I imagine that some must have difficulty with this quote — it might make us squirm, make us uncomfortable to think of us using the language of “possible gods and goddesses” to describe us. That sounds almost pagan, even blasphemous. But what does Paul say to the philosophers at the Areopagus? He borrows the theology of pagan poets to speak holy truth: not only in God do we live, move, and have our being, but we are more — we too are God’s offspring. God is not an image crafted from mortal art and imagination, but it is the reverse; we are crafted by God, formed in the image of God. That image has been marred; some images are more marred and damaged than others. But the image of God is cloistered within us, and we are trying to spend our lives to let the secret out, to let the true life of resurrection out — a resurrection that could happen only through the all conquering love of God, enthroned within our hearts through the commandment: Love one another as I have loved you.

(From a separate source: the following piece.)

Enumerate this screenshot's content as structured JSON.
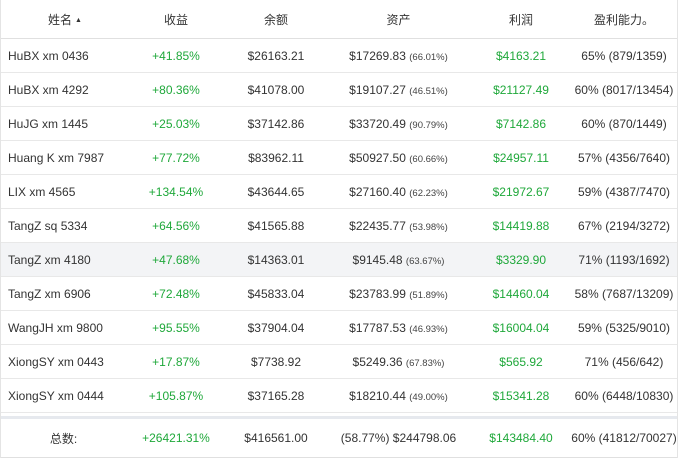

            The priest and theologian Barbara Brown Taylor writes, “Human beings may separate things into as many piles as we wish—separating spirit from flesh, sacred from secular, church from world. But we should not be surprised when God does not recognize the distinctions we make between the two. Earth is so thick with divine possibility that it is a wonder we can walk anywhere without cracking our shins on altars.” Paul practically cracked his shin on the Altar to the Unknown God while in Athens, but of course, God does not live in shrines, and God is not unknown; rather, we are enshrined within God, who is made sanctified within our hearts, when we proclaim the hope of the resurrection to those who still have the image of God imprisoned within them. If God is love, then we must be love too. So look for the resurrected Lord in all people, just as you would hope that people would look for that in you, and Jesus will be revealed. Thanks be to God.